Numa guerra, levar destruição ao território do inimigo sempre foi um bom negócio. O conceito pode ter sido inaugurado com os aviões, mas hoje nada é mais significativo do que o uso de mísseis. Bombas capazes de viajar milhares de quilômetros em poucos minutos, eles são hoje a primeira opção de ataque para destruir a infra-estrutura civil, militar e industrial e preparar o terreno para as invasões terrestres.

Os mísseis fizeram sua estréia durante a Segunda Guerra Mundial. Desde então, a tecnologia não parou de evoluir, com seus representantes de cada época marcando presença nos noticiários, como os franceses Exocets, os russos Scuds e americanos Tomahawks.
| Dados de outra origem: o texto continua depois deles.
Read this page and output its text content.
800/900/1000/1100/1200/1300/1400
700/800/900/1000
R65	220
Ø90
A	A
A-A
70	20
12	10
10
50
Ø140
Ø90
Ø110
Isso sem falar em seus irmãos maiores, os mísseis intercontinentais, que conseguem atingir qualquer ponto do planeta, e são a base do arsenal nuclear americano e russo.

“O que torna os mísseis diferentes de meros foguetes é sua capacidade de aliar um sistema de propulsão (o foguete ou a turbina) a sistemas que lhes permitem corrigir sua rota”, explica o engenheiro Jacques Wal­dmann, professor do Instituto Tecnológico de Aeronáutica (ITA). Quanto maior a distância a ser percorrida, maiores as chances de ele sofrer desvios. “Sem os sistemas de orientação, a chance de errar o alvo é enorme”, diz Waldmann.
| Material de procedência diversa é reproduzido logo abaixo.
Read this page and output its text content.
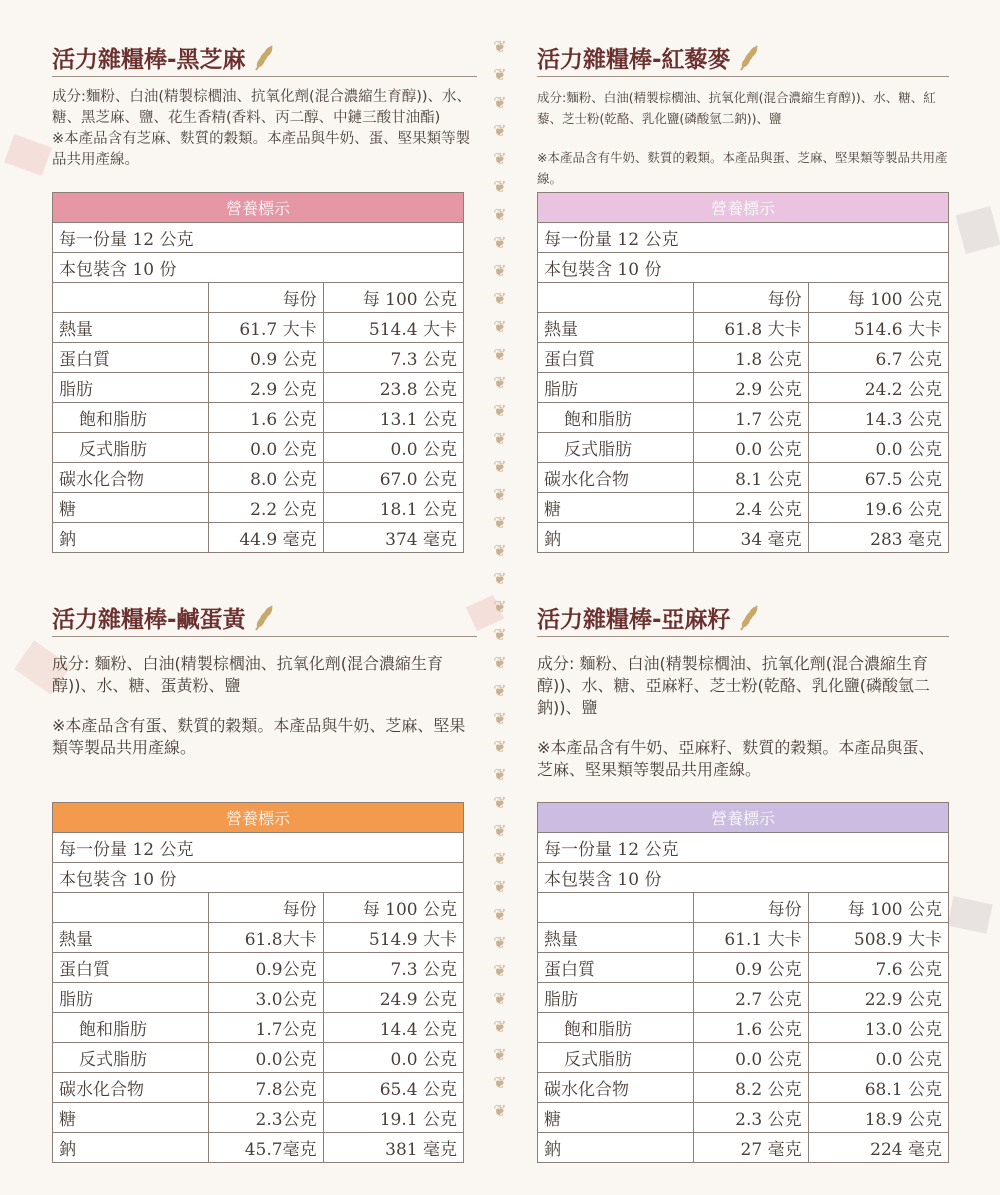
❦
❦
❦
❦
❦
❦
❦
❦
❦
❦
❦
❦
❦
❦
❦
❦
❦
❦
❦
❦
❦
❦
❦
❦
❦
❦
❦
❦
❦
❦
❦
❦
❦
❦
❦
❦
❦
❦
❦
活力雜糧棒-黑芝麻
成分:麵粉、白油(精製棕櫚油、抗氧化劑(混合濃縮生育醇))、水、糖、黑芝麻、鹽、花生香精(香料、丙二醇、中鏈三酸甘油酯)
※本產品含有芝麻、麩質的穀類。本產品與牛奶、蛋、堅果類等製品共用產線。
營養標示		
每一份量 12 公克		
本包裝含 10 份		
	每份	每 100 公克
熱量	61.7 大卡	514.4 大卡
蛋白質	0.9 公克	7.3 公克
脂肪	2.9 公克	23.8 公克
飽和脂肪	1.6 公克	13.1 公克
反式脂肪	0.0 公克	0.0 公克
碳水化合物	8.0 公克	67.0 公克
糖	2.2 公克	18.1 公克
鈉	44.9 毫克	374 毫克
活力雜糧棒-紅藜麥
成分:麵粉、白油(精製棕櫚油、抗氧化劑(混合濃縮生育醇))、水、糖、紅藜、芝士粉(乾酪、乳化鹽(磷酸氫二鈉))、鹽
※本產品含有牛奶、麩質的穀類。本產品與蛋、芝麻、堅果類等製品共用產線。
營養標示		
每一份量 12 公克		
本包裝含 10 份		
	每份	每 100 公克
熱量	61.8 大卡	514.6 大卡
蛋白質	1.8 公克	6.7 公克
脂肪	2.9 公克	24.2 公克
飽和脂肪	1.7 公克	14.3 公克
反式脂肪	0.0 公克	0.0 公克
碳水化合物	8.1 公克	67.5 公克
糖	2.4 公克	19.6 公克
鈉	34 毫克	283 毫克
活力雜糧棒-鹹蛋黃
成分: 麵粉、白油(精製棕櫚油、抗氧化劑(混合濃縮生育醇))、水、糖、蛋黃粉、鹽
※本產品含有蛋、麩質的穀類。本產品與牛奶、芝麻、堅果類等製品共用產線。
營養標示		
每一份量 12 公克		
本包裝含 10 份		
	每份	每 100 公克
熱量	61.8大卡	514.9 大卡
蛋白質	0.9公克	7.3 公克
脂肪	3.0公克	24.9 公克
飽和脂肪	1.7公克	14.4 公克
反式脂肪	0.0公克	0.0 公克
碳水化合物	7.8公克	65.4 公克
糖	2.3公克	19.1 公克
鈉	45.7毫克	381 毫克
活力雜糧棒-亞麻籽
成分: 麵粉、白油(精製棕櫚油、抗氧化劑(混合濃縮生育醇))、水、糖、亞麻籽、芝士粉(乾酪、乳化鹽(磷酸氫二鈉))、鹽
※本產品含有牛奶、亞麻籽、麩質的穀類。本產品與蛋、芝麻、堅果類等製品共用產線。
營養標示		
每一份量 12 公克		
本包裝含 10 份		
	每份	每 100 公克
熱量	61.1 大卡	508.9 大卡
蛋白質	0.9 公克	7.6 公克
脂肪	2.7 公克	22.9 公克
飽和脂肪	1.6 公克	13.0 公克
反式脂肪	0.0 公克	0.0 公克
碳水化合物	8.2 公克	68.1 公克
糖	2.3 公克	18.9 公克
鈉	27 毫克	224 毫克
Esse problema era evidente nos primeiros modelos empregados em guerras: os V-1 e V-2 alemães, utilizados durante a Segunda Guerra Mundial para atingir a Inglaterra – especialmente a cidade de Londres – a partir da costa francesa ocupada. O V-1 “Flying Bomb” é pai dos chamados mísseis de cruzeiro, que voam toda sua trajetória utilizando seus motores. Era capaz de viajar até 240 quilômetros e transportar cerca de 800 quilos de explosivos em sua ogiva. Já o V-2 foi o primeiro míssil balístico. Sua trajetória consistia em subir até grandes altitudes (mais de 150 quilômetros) com a ajuda do foguete e dos sistemas de orientação. Depois, seguia seu caminho em queda livre até o alvo, levando uma tonelada de explosivos a até 300 quilômetros de distância. Mas ambos tinham sistemas de orientação bastante primários, compostos basicamente de um altímetro, uma bússola e um giroscópio que indica­va a inclinação do míssil e ten­tava manter seu curso. O resultado era que os mísseis erravam seus alvos em mais de 20 quilômetros. Mirar qualquer coisa menor do que uma cidade era perda de tempo, já que não se sabia exatamente onde o míssil iria cair.
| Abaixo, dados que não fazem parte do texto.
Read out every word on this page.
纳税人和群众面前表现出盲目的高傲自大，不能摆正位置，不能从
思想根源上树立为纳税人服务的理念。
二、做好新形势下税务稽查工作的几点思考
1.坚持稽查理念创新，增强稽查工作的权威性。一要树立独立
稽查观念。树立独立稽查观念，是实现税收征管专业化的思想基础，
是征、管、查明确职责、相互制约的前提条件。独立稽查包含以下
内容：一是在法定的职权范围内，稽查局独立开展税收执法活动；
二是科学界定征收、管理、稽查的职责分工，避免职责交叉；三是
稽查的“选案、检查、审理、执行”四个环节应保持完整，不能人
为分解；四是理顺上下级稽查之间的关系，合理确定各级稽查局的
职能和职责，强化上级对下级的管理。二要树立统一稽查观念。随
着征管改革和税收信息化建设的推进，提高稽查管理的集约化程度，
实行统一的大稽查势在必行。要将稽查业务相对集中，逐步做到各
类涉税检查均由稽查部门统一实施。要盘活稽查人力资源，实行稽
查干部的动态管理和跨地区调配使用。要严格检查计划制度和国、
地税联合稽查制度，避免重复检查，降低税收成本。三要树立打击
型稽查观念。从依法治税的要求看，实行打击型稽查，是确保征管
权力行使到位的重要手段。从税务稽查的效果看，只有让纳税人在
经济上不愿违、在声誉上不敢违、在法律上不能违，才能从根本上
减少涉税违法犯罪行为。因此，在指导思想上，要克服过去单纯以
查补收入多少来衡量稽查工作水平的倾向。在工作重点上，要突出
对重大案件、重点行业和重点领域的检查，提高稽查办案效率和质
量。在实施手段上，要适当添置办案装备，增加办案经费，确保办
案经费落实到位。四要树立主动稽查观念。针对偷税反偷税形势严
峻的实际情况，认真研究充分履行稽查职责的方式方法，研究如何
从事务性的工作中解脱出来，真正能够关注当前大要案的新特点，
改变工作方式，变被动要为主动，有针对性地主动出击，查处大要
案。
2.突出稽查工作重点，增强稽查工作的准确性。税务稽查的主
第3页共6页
“Os V-1 e V-2 não foram decisivos na guerra, mas pouparam os alemães de arriscar as vidas de seus soldados e pilotos”, diz o professor Peter Zimmerman, pesquisador do programa de Estudos de Guerra do Imperial College, em Londres. “Seu grande efeito foi aterrorizar os ingleses, já que sua interceptação era praticamente impossível.” Nesse sentido, o V-2 era especialmente temível. Com sua trajetória balística, conseguia atingir velocidade até quatro vezes superior à do som, tornando-se totalmente silencioso e quase invisível. Ao longo da Segunda Guerra, os alemães dispararam cerca de 10 mil V-1 e 3,5 mil V-2 contra os aliados.

Impulso no pós-guerra

Apesar da falta de precisão, todos os envolvidos na guerra perceberam que os mísseis alemães eram armas formidáveis. Nos dez anos seguintes, americanos e soviéticos tomaram por base os V-1 e V-2 capturados dos nazistas e aperfeiçoaram a tecnologia a passos largos. O primeiro deles foi o aprimoramento do sistema de pilotagem. “Por meio de sensores mecânicos e eletrônicos, os mísseis tornaram-se capazes de determinar melhor dados como a altitude, a direção e a inclinação”, diz Waldmann. “Com base nisso, um sistema mecânico ou eletrônico vai ajustando a rota de acordo com o planejado, controlando superfícies aerodinâmicas que modificam a direção do míssil. A potência do foguete também pode ser aumentada ou diminuída, de acordo com o que for necessário.”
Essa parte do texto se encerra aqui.